Possiamo immaginare cosa significasse organizzare
questi milioni di uomini, registrarli, ricoverarli, sorvegliarli, nutrirli. L’orrore per il caso limite dello sterminio
promosso dai nazisti nel corso della seconda guerra
mondiale, divenuto un paradigma [= esempio rappresentativo – n.d.r.] della crudeltà al di là di ogni paragone
possibile, ha messo generalmente in ombra e fatto dimenticare le anticipazioni di tutto questo già presenti nei
campi di prigionia della prima guerra mondiale. Naturalmente ci sono differenze non trascurabili tra le due vicende. Nel caso dello sterminio nazista siamo di fronte
a un deliberato proposito di annientamento di interi
gruppi etnici e categorie di persone, giunto per così dire
alla perfezione tecnica e organizzativa. Viceversa nel
caso dei campi di detenzione della Grande Guerra la violenza esercitata sui prigionieri era solo in parte frutto dell’odio e della volontà punitiva; in gran parte era piuttosto la conseguenza dello spostamento coatto e della
concentrazione improvvisata di grandi masse, spesso
già provate [= sottoposte ad esperienze di sofferenza –
n.d.r.], in condizioni di emergenza. [...]
Ad aggravare la situazione in Germania e in Austria
si aggiunsero le difficoltà alimentari dovute al blocco navale imposto dallo schieramento avversario, che colpirono la generalità della popolazione in maniera via via più
pesante e a maggior ragione si riverberarono sui prigionieri. Essi patirono così, oltre ai rigori della disciplina, anche il freddo e la fame. Le razioni giornaliere prevedevano un poco di caffè d’orzo, minestre con qualche
foglia di cavolo o rapa, una minima quantità di pane o
di patate. Tale regime alimentare assicurava ai prigionieri
una quantità di calorie inferiore alle 1000, quando ne sarebbero state necessarie – per sopravvivere in luoghi
freddi – almeno 3300. Molti morirono di stenti e di malattie, in particolare la tubercolosi e l’edema da fame (in
tedesco Hungeroedem). In un solo reparto dell’ospedale
di Mauthausen nell’Austria superiore, tra il novembre del
1917 e l’aprile del 1918, si registrarono 500 morti per
enterite [= infiammazione dell’intestino tenue – n.d.r.]. A
Sigmundsherberg (Bassa Austria) nel 1917 morirono
491 prigionieri italiani, di cui 247 per polmonite, e nei
primi nove mesi del 1918 i morti furono 1779, di cui 503
per polmonite. Non solo nelle trincee ma nei campi di
prigionia fa la sua comparsa la morte in massa i cui tratti
tipici, fissati dalle statistiche ma anche dai documenti fotografici, sembrano anticipare – nei mucchi informi di cadaveri accatastati, nelle schiere spettrali di
uomini rapati a zero – le immagini di annientamento
dei campi di sterminio [sarebbe più corretto utilizzare, in
questo caso, l’espressione campi di concentramento –
n.d.r.] organizzati dai nazisti, talvolta nelle stesse località, venticinque anni dopo.
Gli italiani che finirono nei campi austro-tedeschi furono complessivamente 600000, circa la metà dei quali
catturati nel corso della rotta di Caporetto.
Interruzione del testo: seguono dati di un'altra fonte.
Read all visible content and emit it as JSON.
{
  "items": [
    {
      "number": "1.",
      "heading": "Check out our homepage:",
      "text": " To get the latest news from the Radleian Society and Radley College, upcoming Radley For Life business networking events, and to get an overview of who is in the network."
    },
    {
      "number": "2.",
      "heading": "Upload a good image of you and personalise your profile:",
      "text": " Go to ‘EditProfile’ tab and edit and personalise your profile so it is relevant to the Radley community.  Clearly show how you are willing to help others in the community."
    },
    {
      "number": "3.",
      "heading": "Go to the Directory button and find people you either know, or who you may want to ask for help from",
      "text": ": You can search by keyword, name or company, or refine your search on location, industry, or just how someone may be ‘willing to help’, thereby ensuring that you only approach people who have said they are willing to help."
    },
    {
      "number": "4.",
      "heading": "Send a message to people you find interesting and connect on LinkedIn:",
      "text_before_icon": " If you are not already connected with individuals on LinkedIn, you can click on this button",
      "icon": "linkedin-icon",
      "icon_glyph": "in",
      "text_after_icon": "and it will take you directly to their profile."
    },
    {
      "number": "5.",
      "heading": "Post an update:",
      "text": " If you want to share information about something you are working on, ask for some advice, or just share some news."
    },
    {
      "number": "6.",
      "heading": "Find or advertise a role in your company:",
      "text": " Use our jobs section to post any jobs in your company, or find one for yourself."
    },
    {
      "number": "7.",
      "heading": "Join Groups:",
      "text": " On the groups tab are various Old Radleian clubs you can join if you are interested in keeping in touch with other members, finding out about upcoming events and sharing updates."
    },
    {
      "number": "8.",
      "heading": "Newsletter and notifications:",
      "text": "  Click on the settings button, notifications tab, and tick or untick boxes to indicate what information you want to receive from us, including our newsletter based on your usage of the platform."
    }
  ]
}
I principali
campi che li accolsero furono, oltre a Mauthausen e
Singmundsherberg, Theresienstadt in Boemia, Celle
nell’Hannover, Rastatt nel Baden. [...] Dei 600000 prigionieri circa 100000 non tornarono più, la maggior
parte dei quali morti di tubercolosi, di stenti e di fame.
A. GIBELLI, La grande guerra degli Italiani 1915-1918, Sansoni,
Firenze 1998, pp. 124-131
Che cosa distingue la pur grave condizione dei soldati detenuti nei campi di prigionia, negli anni 1914-1918, da quella
dei deportati nei lager nazisti durante la seconda guerra mondiale?
Quali problemi tipici della Germania e dell’Austria-Ungheria aggravarono le condizioni dei prigionieri internati in questi due
paesi?
Che cosa significa l’espressione morte di massa?